Guess what? A mortgage payment formula means math time! So, put on your thinking caps and let’s walk through this slowly. It isn’t nearly as bad as you think.

First, let’s start with an easy example:

- You want to borrow $100,000 with a 6% interest rate for 30 years. Your payments will be monthly.

Next, your formula for a fixed rate mortgage is:

*Loan Payment = Amount/Discount factor*. That can also be written more simply as *LP = A/D*.

But there’s a little more to it than that. There are *other* values you need before you can start plugging numbers into your formula. Let’s get to those:

- The number of payments you will make each year, written as (n).
- Your interest rate, written as (i). This rate will be divided by the number of payments you make each year.
- The discount factor. A discount point is a one-time, upfront cost that lets you access discounted mortgage rates. Each discount point costs about 1% of your mortgage size.
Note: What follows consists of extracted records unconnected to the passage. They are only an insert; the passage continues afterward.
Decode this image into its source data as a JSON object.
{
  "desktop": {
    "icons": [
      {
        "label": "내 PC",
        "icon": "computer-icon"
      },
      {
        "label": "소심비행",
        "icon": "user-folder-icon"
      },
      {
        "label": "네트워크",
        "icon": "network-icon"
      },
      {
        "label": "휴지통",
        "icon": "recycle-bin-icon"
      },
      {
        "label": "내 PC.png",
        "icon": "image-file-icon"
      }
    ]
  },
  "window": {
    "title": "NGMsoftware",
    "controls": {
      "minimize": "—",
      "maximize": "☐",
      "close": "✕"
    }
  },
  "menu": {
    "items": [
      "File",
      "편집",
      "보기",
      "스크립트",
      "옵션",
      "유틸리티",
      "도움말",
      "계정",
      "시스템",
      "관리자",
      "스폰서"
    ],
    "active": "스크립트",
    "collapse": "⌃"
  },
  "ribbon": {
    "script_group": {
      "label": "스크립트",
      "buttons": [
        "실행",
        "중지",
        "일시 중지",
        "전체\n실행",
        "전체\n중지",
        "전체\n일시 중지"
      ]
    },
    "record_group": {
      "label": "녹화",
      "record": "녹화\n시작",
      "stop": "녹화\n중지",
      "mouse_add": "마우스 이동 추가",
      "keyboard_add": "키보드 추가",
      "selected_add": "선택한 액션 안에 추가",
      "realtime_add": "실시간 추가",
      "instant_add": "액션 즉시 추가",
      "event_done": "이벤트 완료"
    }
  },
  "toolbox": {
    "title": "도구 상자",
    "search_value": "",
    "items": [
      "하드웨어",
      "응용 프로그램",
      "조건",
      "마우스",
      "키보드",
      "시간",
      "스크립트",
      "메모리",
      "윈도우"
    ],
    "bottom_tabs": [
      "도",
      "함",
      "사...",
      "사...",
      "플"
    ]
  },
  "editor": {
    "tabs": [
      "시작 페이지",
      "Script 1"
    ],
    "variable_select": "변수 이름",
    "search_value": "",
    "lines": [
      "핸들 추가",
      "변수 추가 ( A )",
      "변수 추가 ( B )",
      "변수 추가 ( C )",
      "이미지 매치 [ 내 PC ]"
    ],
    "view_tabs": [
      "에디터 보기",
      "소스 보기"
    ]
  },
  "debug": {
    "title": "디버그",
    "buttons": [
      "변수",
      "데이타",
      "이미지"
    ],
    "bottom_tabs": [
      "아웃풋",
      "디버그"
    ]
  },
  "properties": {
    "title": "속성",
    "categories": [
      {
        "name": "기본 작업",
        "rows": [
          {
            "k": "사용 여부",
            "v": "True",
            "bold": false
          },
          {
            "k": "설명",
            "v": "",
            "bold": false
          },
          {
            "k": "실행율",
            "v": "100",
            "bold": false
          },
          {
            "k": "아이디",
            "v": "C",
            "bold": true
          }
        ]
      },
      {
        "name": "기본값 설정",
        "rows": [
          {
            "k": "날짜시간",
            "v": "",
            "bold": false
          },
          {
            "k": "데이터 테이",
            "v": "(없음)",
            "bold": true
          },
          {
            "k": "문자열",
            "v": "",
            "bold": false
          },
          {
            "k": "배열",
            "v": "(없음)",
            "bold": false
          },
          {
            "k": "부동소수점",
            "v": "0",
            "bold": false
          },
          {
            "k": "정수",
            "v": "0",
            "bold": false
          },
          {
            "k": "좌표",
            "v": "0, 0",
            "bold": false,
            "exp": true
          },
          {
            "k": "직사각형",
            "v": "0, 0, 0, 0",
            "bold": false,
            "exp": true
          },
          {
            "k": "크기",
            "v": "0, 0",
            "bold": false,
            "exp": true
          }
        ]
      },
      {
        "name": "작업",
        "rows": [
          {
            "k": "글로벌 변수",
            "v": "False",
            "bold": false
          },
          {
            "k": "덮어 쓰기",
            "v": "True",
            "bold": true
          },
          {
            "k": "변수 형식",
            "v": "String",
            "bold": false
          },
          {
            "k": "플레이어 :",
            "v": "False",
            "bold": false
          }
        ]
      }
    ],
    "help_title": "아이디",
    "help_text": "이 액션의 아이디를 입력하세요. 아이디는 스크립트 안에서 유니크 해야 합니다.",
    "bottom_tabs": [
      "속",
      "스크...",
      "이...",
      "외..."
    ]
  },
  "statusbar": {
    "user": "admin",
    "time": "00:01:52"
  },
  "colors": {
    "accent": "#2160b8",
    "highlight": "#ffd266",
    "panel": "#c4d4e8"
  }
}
The discount factor formula is written as (D), where (D) = {[(1 + i) ^n] – 1} / [i(1 + i)^n]. It looks worse than it actually is.

*Hint***:** When a math equation looks imposing, break it down into smaller parts and start with what you know.

What do we know?

- n = 12 payments per year x 30 years = 360.
- i = 6% yearly interest rate (also written as .06) / your 12 monthly payments = .005.

Let’s plug those numbers into the discount factor equation:

D = {[(1 + .005) ^360] – 1} / [.005(1 + .05)^360]

D = 166.79

Now that we have the value for D, we can complete the mortgage payment formula. As stated earlier, it is:

LP = A/D

LP = 100,000/166.79

LP = 599.55 – which is your mortgage payment amount! Ta da!

Of course, doing it by hand can seem quite old school. Thankfully, there are plenty of online calculators to help you do these calculations.

**What About PMI?**

Now, you may have noticed that a certain value was missing from the formula above –PMI. If you have less than a 20% down payment on your home, then you will need to pay PMI on top of your mortgage payment. Although fees can vary, PMI tends to range between 0.5% to 1% of your entire mortgage amount each year. So if your PMI is 1% on your $100,000 mortgage, you could be paying $1000 every year, or $83.33 each month. That’s on top of your mortgage payment.

**Can You Afford a Home?**

Just because a lender is willing a certain amount doesn’t mean you can necessarily afford that mortgage. Yes, your lender does use your financial details to determine how much they will lend you. But only *you* know all of your financial goals – retirement, vacations, a home renovation, college education, new car…and you get the idea.

To help you determine how much you are comfortable borrowing, use a personal budget worksheet. It lets you realize exactly how much income you have, and where that income is going. That will help you determine if you can afford a home, along with what else life has to offer.